Much of what both the "diagram" cartoons in Cagel's post say are correct, but the key is inflection and context. The liberal doesn't think "people should pay more taxes" so that the money can be dumped into a hole somewhere; he has a reason. Maybe he wants to know where the Republicans are going to get the money to repave the roads from.

Likewise, the Republican doesn't think that it's okay to expand government when you're a Republican just because you're a Republican; he just trusts Republicans to expand government when necessary, and for the right reasons - reasons he believes in.

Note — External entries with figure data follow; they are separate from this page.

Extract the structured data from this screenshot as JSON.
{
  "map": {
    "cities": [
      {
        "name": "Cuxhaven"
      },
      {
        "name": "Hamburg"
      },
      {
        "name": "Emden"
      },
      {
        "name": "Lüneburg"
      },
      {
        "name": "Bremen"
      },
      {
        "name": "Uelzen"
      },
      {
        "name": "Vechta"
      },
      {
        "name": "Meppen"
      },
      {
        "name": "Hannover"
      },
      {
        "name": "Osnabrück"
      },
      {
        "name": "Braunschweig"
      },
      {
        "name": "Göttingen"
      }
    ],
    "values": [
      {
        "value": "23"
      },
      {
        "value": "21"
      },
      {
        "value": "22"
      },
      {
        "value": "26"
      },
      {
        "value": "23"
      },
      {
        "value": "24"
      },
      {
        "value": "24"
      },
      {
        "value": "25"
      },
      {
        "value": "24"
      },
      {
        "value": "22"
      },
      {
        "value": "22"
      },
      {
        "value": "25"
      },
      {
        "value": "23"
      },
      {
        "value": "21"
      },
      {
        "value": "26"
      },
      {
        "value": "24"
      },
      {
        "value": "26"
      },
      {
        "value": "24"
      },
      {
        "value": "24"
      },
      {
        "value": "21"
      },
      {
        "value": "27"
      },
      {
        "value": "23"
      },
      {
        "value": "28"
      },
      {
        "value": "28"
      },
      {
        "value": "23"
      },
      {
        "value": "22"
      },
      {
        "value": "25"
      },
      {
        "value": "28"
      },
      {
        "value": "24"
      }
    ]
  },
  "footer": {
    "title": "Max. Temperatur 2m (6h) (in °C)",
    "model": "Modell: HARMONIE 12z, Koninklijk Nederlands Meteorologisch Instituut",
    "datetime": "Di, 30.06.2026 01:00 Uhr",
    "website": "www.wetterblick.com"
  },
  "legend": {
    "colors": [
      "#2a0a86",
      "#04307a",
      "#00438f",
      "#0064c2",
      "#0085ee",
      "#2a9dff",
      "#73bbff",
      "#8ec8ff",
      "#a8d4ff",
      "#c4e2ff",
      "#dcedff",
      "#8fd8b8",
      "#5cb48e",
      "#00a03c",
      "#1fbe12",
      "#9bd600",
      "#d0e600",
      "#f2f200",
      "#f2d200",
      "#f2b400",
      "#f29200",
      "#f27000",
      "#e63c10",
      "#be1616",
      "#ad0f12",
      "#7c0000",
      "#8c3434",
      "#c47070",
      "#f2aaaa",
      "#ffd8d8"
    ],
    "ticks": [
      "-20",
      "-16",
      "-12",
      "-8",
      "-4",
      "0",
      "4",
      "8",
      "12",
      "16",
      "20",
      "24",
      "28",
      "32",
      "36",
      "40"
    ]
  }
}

The truth is that no ideology is going to be a cure-all, and both sides know it but they don't tell each other because they fear doing so would portray them as weak. As a result, the two sides are essentially wearing masks around each other - which reinforces their mistrust.

That leads us here. As Sean Munson attempts to show in a chart the lone commenter described as "pretty," bloggers tend to talk with people who think like them. In the age of the Internet, it's possible to narrow your focus market to a degree not possible before, for two reasons. One, it's cheaper to run a blog than anything else - Blogger, for instance, is free - and two, it's easier to search. At the very height of broadcast analog television, there were only 83 channels to go around, with each one confined to a market as large as the broadcast tower could reach.

This, in turn, led first to hegemony (due to cost, it was easier for local stations to ally themselves with either ABC, NBC or CBS than produce all of their own material) and then to neutrality, as each station tried to wring the maximum number of viewers from the people living inside the broadcast range of the transmitter. It was quite simply more cost-effective to try and appeal to both liberals and conservatives than to pick one side. And that, I think, is why Leno and Letterman are so opaque. They're zeitgeist jockeys, riding popular opinion from one day to the next. It's good business.

That's what troubles me about blogging. I can reach any computer with internet access anywhere in the world, for free, so I can say exactly what I think with no moderators at all.

That's not a power every human being should have. It may well not be a power I should have.